In 2012, your wine Fantazija, won silver medal in London, the greatest world wine competition “Decanter”, with 91 points.  In 2017, Rapsodija won bronze medal at the same competition. Tell us more about the awards and what they mean for your winery.

Since “Decanter” is the biggest world wine competition, the awards mean a lot. What means even more to us, is the continuity in winning them. Every year, at least one wine wins at least silver medal, which is an excellent result for Serbia, because wine scene is still developing in our country. This year, Rapsodija won silver with 90 points.


Wine tourism is more than mere wine tours. What does it represent for you, and how does it contribute to Serbian economy potential?

Wine tourism is still in its infancy. Through combined efforts of wine makers and local governments it is developing nicely, and more and more people decide to spend weekends doing wine tours. For example, on Palić, apart from our winery, there are 7-8 other wineries on offer. If we add the beautiful Palić lake to that offer, it is clear that our economy can generate nice profit from wine tourism.


On the feast day of Saint Urban, your wine is sent to the Pope. How did that tradition start, how did your wine reach the Pope?
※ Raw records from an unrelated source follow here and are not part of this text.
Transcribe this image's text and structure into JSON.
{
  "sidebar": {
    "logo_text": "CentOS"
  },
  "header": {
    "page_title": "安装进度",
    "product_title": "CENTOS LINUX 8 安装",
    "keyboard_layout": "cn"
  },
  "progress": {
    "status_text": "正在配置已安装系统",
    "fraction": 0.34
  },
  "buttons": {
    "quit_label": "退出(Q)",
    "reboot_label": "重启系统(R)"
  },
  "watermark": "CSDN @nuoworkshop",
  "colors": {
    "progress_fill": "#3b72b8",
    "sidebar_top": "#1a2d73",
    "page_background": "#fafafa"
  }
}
Here we return to Franz Liszt. Apart from the numerous palaces, he also drank Kadarka in Vatican, together with his friends Pope Pius IX. Ignacije Tonković used that fact to get in touch with the bishop of Bačka and to use his contacts to return the tradition of consuming wine of Kadarka in Vatican. In 2009, he succeeded. Wine was consecrated, sent to Vatican and since then, our wines are drunk there every year on St. Urban’s Day, 28th May.


How would your imaginary world finest wine taste?

I wouldn’t like to be misunderstood, but our Fantazija is completely to my taste. Light red wine, elegant and soft, but still complex and refined, combining the character of red fruit with spices, tender tannins and playful freshness. It stays in barrels for a year, and comes out to the market only when it is fully ready. So, besides the smell of cherry, sour cherry, cranberry and plum, you can find the smells of dark chocolate and vanilla in it, too.


Why is wine art in bottle?

Every year is different, the weather is different, seasons can never be the same. That is a hard work, and a very stressful one, to depend on the weather you cannot influence, to look up towards the skies every morning, hoping there would be enough sun, not too much or too little. But at the same time, that is the beauty of the job. It enters your blood, somehow, and all the expectations and hope constitute the passion which moves all the wine-makers.


Why did you decide to support Bitef?

Tradition, in the first place. When a festival has such a long continuity of quality, you want to be a part of it. Also, our winery holds culture in highest regard, so the two reasons were quite enough to establish cooperation with Bitef.